Happily receiving love from my love.
Like my lazy days in Jamaica, I want to create the kind of space that allows for evolution. I don't always need to push my way forward, I need to float forward with the ease and grace of my pool raft. My friend Jillian Pransky sums it up beautifully. "So many aspects of our lives encourage us to 'do more'– to learn, succeed, earn, and obtain more. Even in our regular hatha yoga practice, we often wind up overworking and exerting ourselves as we strive for a new pose, a deeper ‘experience’, or a longing to achieve a classmate’s strength or flexibility. While exploring our fullest potential is intrinsic to growing and living comfortably in our society, we are rarely encouraged to delve into relaxation, 'to let go', as a technique for enhancing our quality of life." Letting go—doing nothing—should theoretically be easy, but my attachment to effort runs deep. Even on my mat I catch myself desperately chasing after ideals or taking actions to the nth degree ("Must push...Must get there...Must achieve"). And while striving to dig deeper is a worthy endeavor, it is imperative that it be tempered with receptivity and softness. My teacher Mark says, "Please relax into all your yoga. Every pose can be done with a uniform breath inhalation and exhalation. If you're pushing too hard, the breath will let you know. Listen to the wisdom and intelligence of your body. Don't listen to the images of a pose you might see in a magazine or online - there is a pose and a practice that is just right for you. And only you can hold that pose. And therein lies your beauty."
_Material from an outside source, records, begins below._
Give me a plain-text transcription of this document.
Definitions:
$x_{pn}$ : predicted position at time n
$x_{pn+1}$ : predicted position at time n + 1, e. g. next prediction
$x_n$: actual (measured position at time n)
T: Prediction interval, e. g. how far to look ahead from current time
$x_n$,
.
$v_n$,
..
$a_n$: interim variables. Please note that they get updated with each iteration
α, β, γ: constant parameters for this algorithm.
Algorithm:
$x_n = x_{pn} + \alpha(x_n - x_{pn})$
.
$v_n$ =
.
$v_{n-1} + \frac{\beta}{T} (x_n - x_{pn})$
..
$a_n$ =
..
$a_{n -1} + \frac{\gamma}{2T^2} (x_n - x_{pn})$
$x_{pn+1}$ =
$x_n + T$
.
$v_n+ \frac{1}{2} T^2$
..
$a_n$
So I'll leave you with two questions, both of which I will be holding close to my heart throughout 2013 and beyond. What if by doing less, we could do more? What if by doing less, we could be more? Instead of plowing through each day trying to force inspiration, strength, or will to arise, I want to practice relaxation and trust that what I've often pushed myself to find will come to me without effort or strain. There's no better place to start than the yoga mat. Scan the body and let something go somewhere, then breathe into that space and enjoy the practice. "Just have a nice breathe," says Mark. Dig, explore, refine but remember that you are perfect—perfectly enough—just as you are in this exact moment. Achieve and know that there is nothing to achieve. Floating forward, like the raft making its way across the pool, simultaneously aimless and purposeful, I will bring the smurti (memory) of Jamaica with me as I embark on a new year. Jamaica me relaxed. Jamaica me happy.